Adempimenti

Nelle Casse sanitarie tassabili i contributi «extra»

di Renzo Parisotto e Giovanni Renella

Senza un intervento del legislatore, le casse sanitarie potranno continuare a beneficiare del regime di “decommercializzazione” solo se non percepiranno “corrispettivi specifici”. Infatti, il decreto legislativo 105/2018 (provvedimento correttivo del Codice del terzo settore) non ha recepito la proposta di modifica all’articolo 89, comma 4 del Codice del terzo settore (Dlgs 117/2017), approvata dal Consiglio dei ministri lo scorso 21 marzo.

Nella circolare 36/2018 Assoprevidenza ha evidenziato che la correzione non è stata fatta in quanto valutata fuori dalla delega prevista dalla legge 106/2016, che ha conferito al Governo solo il potere di introdurre modifiche strettamente tecniche alle disposizioni del Codice del terzo settore (parere del Consiglio di Stato 00731/2018).

La modifica avrebbe ripristinato, nell’ambito dell’articolo 148, comma 3 del Testo unico delle imposte sui redditi, la presunzione di “non commercialità” delle attività svolte delle associazioni assistenziali anche a fronte di corrispettivi specifici.

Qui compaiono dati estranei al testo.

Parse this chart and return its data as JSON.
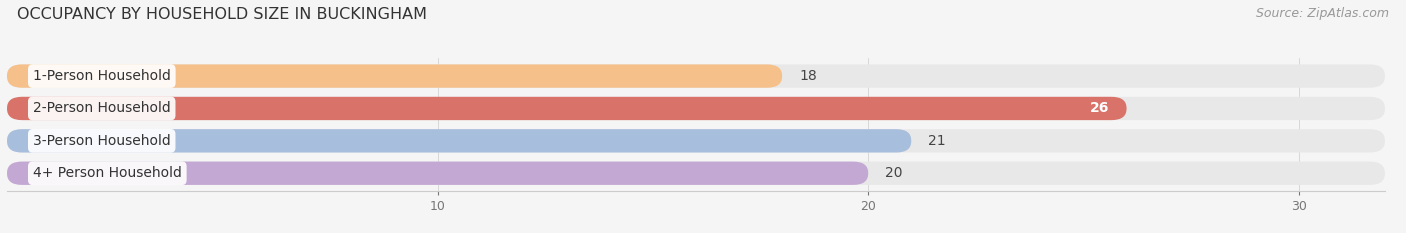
{
  "title": "OCCUPANCY BY HOUSEHOLD SIZE IN BUCKINGHAM",
  "source_text": "Source: ZipAtlas.com",
  "categories": [
    "1-Person Household",
    "2-Person Household",
    "3-Person Household",
    "4+ Person Household"
  ],
  "values": [
    18,
    26,
    21,
    20
  ],
  "bar_colors": [
    "#f5c08a",
    "#d9736a",
    "#a8bedd",
    "#c4a8d4"
  ],
  "value_inside": [
    false,
    true,
    false,
    false
  ],
  "bar_bg_color": "#e8e8e8",
  "xlim": [
    0,
    32
  ],
  "xticks": [
    10,
    20,
    30
  ],
  "title_fontsize": 11.5,
  "source_fontsize": 9,
  "cat_fontsize": 10,
  "value_fontsize": 10,
  "tick_fontsize": 9,
  "background_color": "#f5f5f5"
}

Come ricordato da Assoprevidenza nella circolare 10/2018 – commentando un interpello, non pubblicato, dell’inizio del 2018 circa il regime fiscale applicabile a una cassa sanitaria – per l’agenzia delle Entrate la perdita del regime di “decommercializzazione” dovuta alla presenza di corrispettivi specifici determina l’assoggettamento a tassazione (reddito d’impresa o redditi diversi a seconda che le relative operazioni abbiano carattere di abitualità o di occasionalità) dei contributi e delle quote versate.

In base ai commi 1 e 2 dell’articolo 148 del Tuir si desume che per corrispettivi specifici si debbano intendere quelle somme che, nell’ambito di un ente di tipo associativo, sono richiesti agli associati o partecipanti a fronte di prestazioni maggiori o diverse rese in loro favore («in funzione delle maggiori o diverse prestazioni alle quali danno diritto»).

Ne discende quindi che, in linea generale, gli enti di tipo associativo diversi da quelli individuati dal comma 3 dell’articolo 148, nei limiti dei propri statuti/regolamenti:

possono erogare prestazioni rientranti nelle loro finalità istituzionali agli associati o partecipanti e loro beneficiari a fronte del pagamento di quote o contributi associativi che danno diritto a ricevere le prestazioni, cioè prestazioni previste a favore di tutti gli associati o partecipanti (“prestazioni standard”). Si ritiene tuttavia che l’espressione «tutti gli associati» non impedisca eventuali differenziazioni di quote o contributi associativi per categorie di associati o partecipanti – senza quindi che ciò costituisca corrispettivo specifico –, nel caso in cui ciò dia luogo all’erogazione di prestazioni comunque standardizzate sia pure per categorie e non determini l’erogazione di prestazioni maggiori o diverse a fronte di prezzi specificamente e singolarmente fissati;

non possono erogare prestazioni supplementari (maggiori o diverse), ancorché rientranti nelle finalità istituzionali e a favore dei propri associati o partecipanti, là dove per l’erogazione di tali prestazioni sia previsto il pagamento di un prezzo (un corrispettivo specifico).

Le regole contenute nel Codice del terzo settore non sono ancora vigenti, in quanto è prevista la loro entrata in vigore a partire dal periodo d’imposta successivo all’approvazione da parte dell’Ue delle disposizioni fiscali contenute nel Codice e all’istituzione del Registro unico nazionale del terzo settore, per la quale si attende l’emanazione dell’apposito regolamento.

Quindi c’è ancora spazio per scongiurare l’effetto negativo della riforma per enti/casse, per lo più costituiti direttamente o indirettamente da sindacati e/o da datori di lavoro, che rendono prestazioni a favore di una platea di oltre 11 milioni di assistiti, sostituendo e affiancando il servizio sanitario nazionale.